Конечно, это просто смешно. Всего лишь несколько минут назад он давал советы другим, Стимсону; он казался себе самым настоящим храбрецом, а выходит, никакое это не мужество, просто он оцепенел, так бывает от сильного потрясения, от шока. А вот теперь он пытается в короткие оставшиеся минуты втиснуть волнение, которое подавлял в себе всю жизнь.

— Я понимаю, каково тебе, Холлис, — слабо донесся голос Леспира, — теперь их разделяло уже двадцать тысяч миль. — Я на тебя не в обиде.

«Но разве мы с Леспиром не равны? — спрашивал себя Холлис. — Здесь, сейчас — разве у нас не одна судьба? Что прошло, то кончено раз и навсегда — и какая от него радость? Так и так помирать». Но он и сам понимал, что рассуждения эти пустопорожние, будто стараешься определить, в чем разница между живым человеком и покойником. В одном есть какая-то искра, что-то таинственное, неуловимое, а в другом — нет.

Вот и Леспир не такой, как он: Леспир жил полной жизнью — и сейчас он совсем другой, а сам он, Холлис, уже долгие годы все равно что мертвый. Они шли к смерти разными дорогами — если смерть не для всех одинакова, то надо думать, его смерть н смерть Леспира будут совсем разные, точно день н ночь. Видно, умирать, как и жить, можно на тысячу ладов, и если ты однажды уже умер, что хорошего можно ждать от последней и окончательной смерти.

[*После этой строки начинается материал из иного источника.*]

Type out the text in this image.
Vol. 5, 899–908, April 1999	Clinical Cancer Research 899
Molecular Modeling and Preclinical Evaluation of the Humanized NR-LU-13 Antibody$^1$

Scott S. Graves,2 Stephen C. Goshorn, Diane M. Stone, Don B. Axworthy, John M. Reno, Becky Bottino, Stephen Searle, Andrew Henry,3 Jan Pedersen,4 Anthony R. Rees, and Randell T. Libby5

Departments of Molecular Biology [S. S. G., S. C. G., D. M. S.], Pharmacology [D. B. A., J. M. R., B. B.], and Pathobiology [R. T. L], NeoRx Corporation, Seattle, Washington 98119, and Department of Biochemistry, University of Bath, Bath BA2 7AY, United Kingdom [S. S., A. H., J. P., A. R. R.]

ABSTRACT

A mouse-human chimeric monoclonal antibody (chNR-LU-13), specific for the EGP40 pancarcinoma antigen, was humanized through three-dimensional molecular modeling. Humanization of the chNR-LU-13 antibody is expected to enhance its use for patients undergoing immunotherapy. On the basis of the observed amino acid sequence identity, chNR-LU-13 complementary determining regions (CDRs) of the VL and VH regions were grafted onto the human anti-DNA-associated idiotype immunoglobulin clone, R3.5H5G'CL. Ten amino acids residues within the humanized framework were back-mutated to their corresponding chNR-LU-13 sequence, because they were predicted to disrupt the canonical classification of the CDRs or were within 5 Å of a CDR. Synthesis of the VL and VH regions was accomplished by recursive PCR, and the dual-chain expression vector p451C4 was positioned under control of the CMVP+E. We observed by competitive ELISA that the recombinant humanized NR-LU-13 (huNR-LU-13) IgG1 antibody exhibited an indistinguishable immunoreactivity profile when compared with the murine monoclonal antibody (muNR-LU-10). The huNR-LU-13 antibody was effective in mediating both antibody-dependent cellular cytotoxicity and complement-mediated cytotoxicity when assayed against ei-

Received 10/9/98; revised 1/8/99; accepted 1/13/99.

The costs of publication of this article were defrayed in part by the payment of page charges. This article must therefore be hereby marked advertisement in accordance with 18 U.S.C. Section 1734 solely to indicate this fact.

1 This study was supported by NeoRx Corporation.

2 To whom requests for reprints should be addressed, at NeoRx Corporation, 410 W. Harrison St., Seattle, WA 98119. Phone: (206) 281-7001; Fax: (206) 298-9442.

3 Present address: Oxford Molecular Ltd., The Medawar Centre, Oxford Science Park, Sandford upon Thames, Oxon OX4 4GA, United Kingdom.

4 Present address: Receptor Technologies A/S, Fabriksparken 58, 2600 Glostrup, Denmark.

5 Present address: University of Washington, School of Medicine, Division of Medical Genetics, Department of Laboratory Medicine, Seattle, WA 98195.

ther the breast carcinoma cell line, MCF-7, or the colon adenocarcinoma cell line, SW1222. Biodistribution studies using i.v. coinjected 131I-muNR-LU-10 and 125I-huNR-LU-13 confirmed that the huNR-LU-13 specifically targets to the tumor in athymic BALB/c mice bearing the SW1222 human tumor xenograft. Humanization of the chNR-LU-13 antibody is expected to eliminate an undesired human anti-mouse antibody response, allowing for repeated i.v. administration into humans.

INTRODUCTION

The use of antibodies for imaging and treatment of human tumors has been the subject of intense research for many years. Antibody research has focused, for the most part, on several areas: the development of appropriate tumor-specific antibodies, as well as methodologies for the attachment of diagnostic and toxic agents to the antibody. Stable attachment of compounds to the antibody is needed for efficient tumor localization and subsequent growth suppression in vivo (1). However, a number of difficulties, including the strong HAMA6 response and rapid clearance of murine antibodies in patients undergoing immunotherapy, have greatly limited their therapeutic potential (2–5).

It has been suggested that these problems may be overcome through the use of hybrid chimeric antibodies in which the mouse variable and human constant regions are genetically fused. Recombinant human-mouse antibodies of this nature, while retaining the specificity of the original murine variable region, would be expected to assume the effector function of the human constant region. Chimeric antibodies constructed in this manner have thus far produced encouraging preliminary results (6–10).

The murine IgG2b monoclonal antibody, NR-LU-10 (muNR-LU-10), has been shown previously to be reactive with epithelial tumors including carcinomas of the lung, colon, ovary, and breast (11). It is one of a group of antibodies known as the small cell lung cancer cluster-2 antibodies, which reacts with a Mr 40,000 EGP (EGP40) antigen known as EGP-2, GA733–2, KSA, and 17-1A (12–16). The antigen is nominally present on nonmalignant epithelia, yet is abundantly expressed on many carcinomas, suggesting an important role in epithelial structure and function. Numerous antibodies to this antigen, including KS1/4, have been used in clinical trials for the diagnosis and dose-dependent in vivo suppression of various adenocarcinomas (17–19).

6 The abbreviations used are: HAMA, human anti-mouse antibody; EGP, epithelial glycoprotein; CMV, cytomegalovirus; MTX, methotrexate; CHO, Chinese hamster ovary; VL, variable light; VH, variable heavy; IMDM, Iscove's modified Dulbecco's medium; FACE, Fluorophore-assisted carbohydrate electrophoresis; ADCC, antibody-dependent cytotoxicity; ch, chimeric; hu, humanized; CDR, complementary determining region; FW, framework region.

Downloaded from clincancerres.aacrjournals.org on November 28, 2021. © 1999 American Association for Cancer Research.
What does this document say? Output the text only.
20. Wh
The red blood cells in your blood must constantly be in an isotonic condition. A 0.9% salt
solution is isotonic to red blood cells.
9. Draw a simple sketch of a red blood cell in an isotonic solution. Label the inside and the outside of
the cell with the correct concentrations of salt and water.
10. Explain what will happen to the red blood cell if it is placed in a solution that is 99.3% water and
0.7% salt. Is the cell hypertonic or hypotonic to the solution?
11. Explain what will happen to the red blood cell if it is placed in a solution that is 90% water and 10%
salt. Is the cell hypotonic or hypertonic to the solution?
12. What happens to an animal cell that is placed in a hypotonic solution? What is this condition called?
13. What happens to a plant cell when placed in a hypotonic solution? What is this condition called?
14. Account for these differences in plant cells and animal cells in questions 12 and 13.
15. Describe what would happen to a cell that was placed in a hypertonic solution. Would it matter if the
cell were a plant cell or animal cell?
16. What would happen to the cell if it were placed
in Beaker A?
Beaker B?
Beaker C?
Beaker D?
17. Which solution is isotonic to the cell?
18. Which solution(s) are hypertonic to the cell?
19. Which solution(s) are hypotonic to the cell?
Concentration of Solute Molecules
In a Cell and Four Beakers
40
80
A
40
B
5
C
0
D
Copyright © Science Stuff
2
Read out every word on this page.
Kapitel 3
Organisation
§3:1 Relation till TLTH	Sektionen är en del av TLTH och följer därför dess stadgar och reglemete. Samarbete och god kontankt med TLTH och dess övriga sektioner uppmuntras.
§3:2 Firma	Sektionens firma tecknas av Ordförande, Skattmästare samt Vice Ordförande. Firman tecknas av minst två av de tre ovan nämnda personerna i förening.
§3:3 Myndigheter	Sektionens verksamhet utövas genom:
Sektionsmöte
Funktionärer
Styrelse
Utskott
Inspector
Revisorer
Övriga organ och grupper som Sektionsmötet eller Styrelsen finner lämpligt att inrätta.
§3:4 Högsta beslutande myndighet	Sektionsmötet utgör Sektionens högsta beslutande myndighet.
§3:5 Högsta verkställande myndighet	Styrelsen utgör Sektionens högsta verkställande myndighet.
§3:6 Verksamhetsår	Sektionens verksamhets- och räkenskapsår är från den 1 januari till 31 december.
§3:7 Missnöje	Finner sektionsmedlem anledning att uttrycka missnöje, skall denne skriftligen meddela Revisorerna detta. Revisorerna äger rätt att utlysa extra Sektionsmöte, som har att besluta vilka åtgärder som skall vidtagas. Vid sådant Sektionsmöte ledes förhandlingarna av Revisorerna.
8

А через секунду ему срезало правую ступню. Он чуть не расхохотался. Из скафандра опять вышел весь воздух. Холлис быстро наклонился — хлестала кровь: метеорит оторвал ногу и костюм по щиколотку. Да, забавная это штука — смерть в межпланетном пространстве. Она рубит тебя в куски, точно невидимый злобный мясник. Холлис туго завернул клапан у колена, от боли кружилась голова, он силился не потерять сознание; наконец-то клапан завернут до отказа, кровь остановилась, воздух опять наполнил скафандр; и он выпрямился и снова падает, падает, ему только это и остается — падать.

— Эй, Холлис?

Холис сонно кивнул, он уже устал ждать.

— Это опять я, Эплгейт, — сказал тот же голос.

— Ну?

— Я тут поразмыслил. Послушал, что ты говоришь. Нехорошо все это. Мы становимся скверные. Скверно так помирать, срываешь зло на других. Ты меня слушаешь, Холлис?

— Да.

— Я соврал тебе раньше. Соврал. Ничего я тебя не проваливал. Сам не знаю, почему я это ляпнул. Наверное, чтобы тебе досадить. Мы ведь всегда не ладили. Наверное, это я так быстро старею, вот и спешу покаяться. Слушал я, как подло ты говорил с Леспиром, и стыдно мне, что ли, стало. В общем, неважно, только ты знай, я тоже валял дурака. Все, что я раньше наболтал, сплошное вранье. И катись к чертям.

Холлис почувствовал, что сердце его снова забилось. Кажется, долгих пять минут оно не билось вовсе, а сейчас опять кровь побежала по жилам. Первое потрясение миновало, а теперь откатывались и волны гнева, ужаса, одиночества. Будто вышел поутру из-под холодного душа, готовый позавтракать и начать новый день.

— Спасибо, Эплгейт.

— Не стоит благодарности. Не вешай носа, сукин ты сын!

— Эй! — голос Стоуна.

— Это ты?! — на всю вселенную заорал Холлис. Стоун — один из всех — настоящий друг!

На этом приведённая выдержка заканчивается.